Rien de nouveau dans l’intervention, en ce début de semaine, de Kitenge Yezu sur RFI dans la course-poursuite sur la démission ou pas de Benoît Lwamba Bindu de ses fonctions de Président de la Cour constitutionnel et juge à la même Cour. Tout compte fait, le Représentant personnel du chef de l’Etat aura certainement voulu jeter le poids de son rang dans la bataille pour conférer quelqu’authenticité à une thèse : celle de la démission du président de la haute Cour. Une thèse, du reste, partie de Mont Ngaliema et dans laquelle le Président de la République est présenté comme personnage central. Une thèse qui était, jusque-là, soutenue par des sources fermées de la présidence.

C’est à lui, soutient, en ultime intervention, son représentant personnel, que Benoit Lwamba aurait exprimé son souhait de démissionner de ses fonctions. C’est à lui aussi qu’il aurait remis sa lettre de démission. C’est également à lui, le chef de l’Etat, qu’il aurait fait part des pressions du FCC pour le contraindre à revenir sur sa démission. Des pressions exercées par le FCC pour disposer d’un allié dans sa campagne (celle du FCC) de déstabilisation du Président de la République et en perspective de son retour aux affaires en 2023.

La thèse, on le sait, bénéficie du plus grand soutien de la présidence de la République d’où sont partis les premiers assauts médiatiques, surtout en international, dans le même scénario. Seulement, cette thèse de Kitenge Yezu, qui a relayé toutes les autres sources de la présidence, pour la plupart fermées, semble souffrir gravement d’un manque de réalisme pour faire… réel.

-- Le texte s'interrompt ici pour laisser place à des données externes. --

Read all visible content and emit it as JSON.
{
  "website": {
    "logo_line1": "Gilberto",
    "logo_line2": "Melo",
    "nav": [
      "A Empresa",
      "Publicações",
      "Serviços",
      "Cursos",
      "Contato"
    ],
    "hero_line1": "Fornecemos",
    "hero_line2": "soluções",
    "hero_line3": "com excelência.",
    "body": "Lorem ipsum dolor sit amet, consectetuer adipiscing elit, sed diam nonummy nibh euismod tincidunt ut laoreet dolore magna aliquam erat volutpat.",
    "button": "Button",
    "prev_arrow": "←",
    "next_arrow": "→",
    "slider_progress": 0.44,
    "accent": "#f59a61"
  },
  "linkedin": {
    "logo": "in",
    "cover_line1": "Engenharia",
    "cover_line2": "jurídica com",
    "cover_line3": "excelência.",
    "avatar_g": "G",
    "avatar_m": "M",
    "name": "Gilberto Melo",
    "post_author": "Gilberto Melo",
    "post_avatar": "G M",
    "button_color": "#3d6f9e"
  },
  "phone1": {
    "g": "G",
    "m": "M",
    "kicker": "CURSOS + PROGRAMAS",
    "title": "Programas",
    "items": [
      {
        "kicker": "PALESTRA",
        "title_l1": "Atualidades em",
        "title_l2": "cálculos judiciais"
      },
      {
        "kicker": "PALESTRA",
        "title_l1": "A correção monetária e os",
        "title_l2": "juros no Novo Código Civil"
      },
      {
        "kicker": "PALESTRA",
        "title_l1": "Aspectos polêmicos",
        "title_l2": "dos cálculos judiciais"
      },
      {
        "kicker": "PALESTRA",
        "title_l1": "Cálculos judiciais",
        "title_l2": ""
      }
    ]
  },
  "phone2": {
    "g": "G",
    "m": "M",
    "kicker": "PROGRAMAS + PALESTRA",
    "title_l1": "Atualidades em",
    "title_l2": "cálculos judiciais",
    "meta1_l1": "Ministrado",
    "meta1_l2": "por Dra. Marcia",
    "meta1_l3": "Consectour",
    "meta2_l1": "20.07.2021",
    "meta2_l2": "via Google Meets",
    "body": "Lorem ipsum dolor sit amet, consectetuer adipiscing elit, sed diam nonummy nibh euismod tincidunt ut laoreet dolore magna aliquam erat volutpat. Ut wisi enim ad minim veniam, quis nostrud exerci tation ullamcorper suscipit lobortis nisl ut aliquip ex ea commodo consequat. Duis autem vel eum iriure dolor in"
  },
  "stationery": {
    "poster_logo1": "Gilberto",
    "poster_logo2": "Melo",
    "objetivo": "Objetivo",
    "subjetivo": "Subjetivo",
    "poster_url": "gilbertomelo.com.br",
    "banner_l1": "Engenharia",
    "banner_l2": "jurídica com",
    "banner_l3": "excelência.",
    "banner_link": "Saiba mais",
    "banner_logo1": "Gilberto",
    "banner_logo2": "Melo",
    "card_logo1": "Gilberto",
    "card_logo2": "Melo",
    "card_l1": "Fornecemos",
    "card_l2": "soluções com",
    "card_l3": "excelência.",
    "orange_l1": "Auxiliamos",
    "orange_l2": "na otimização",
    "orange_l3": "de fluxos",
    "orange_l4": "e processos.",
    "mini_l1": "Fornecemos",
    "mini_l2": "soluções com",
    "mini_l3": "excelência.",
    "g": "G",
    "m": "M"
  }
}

En effet, comment est-ce que Benoît Lwamba pourrait aider une campagne politique culminant sur 2023 (dans trois ans et demi) alors que son mandat (le second et tout dernier) prend fin en avril 2020, soit dans exactement dix mois ?

Pourquoi cet intérêt de la présidence sur la magistrature supposée indépendante ?

L’intérêt plus que prononcé de la présidence de la République sur ce dossier concernant le pouvoir judiciaire est d’autant plus intriguant qu’il tend à mettre à mal aussi bien le principe de séparation des pouvoirs que l’indépendance de la magistrature. En effet, même si c’est le chef de l’Etat qui nomme les membres de la Cour constitutionnelle, ceux-ci ne sont pas (tous) ses avoués politiques, selon l’entendement congolais. Les neuf juges sont désignés, en vue de leur nomination, par le Président de la République, le Parlement et le Conseil supérieur de la magistrature. Quant au Président de la Cour constitutionnelle, ce sont ses pairs qui l’élisent et non le Président de la République.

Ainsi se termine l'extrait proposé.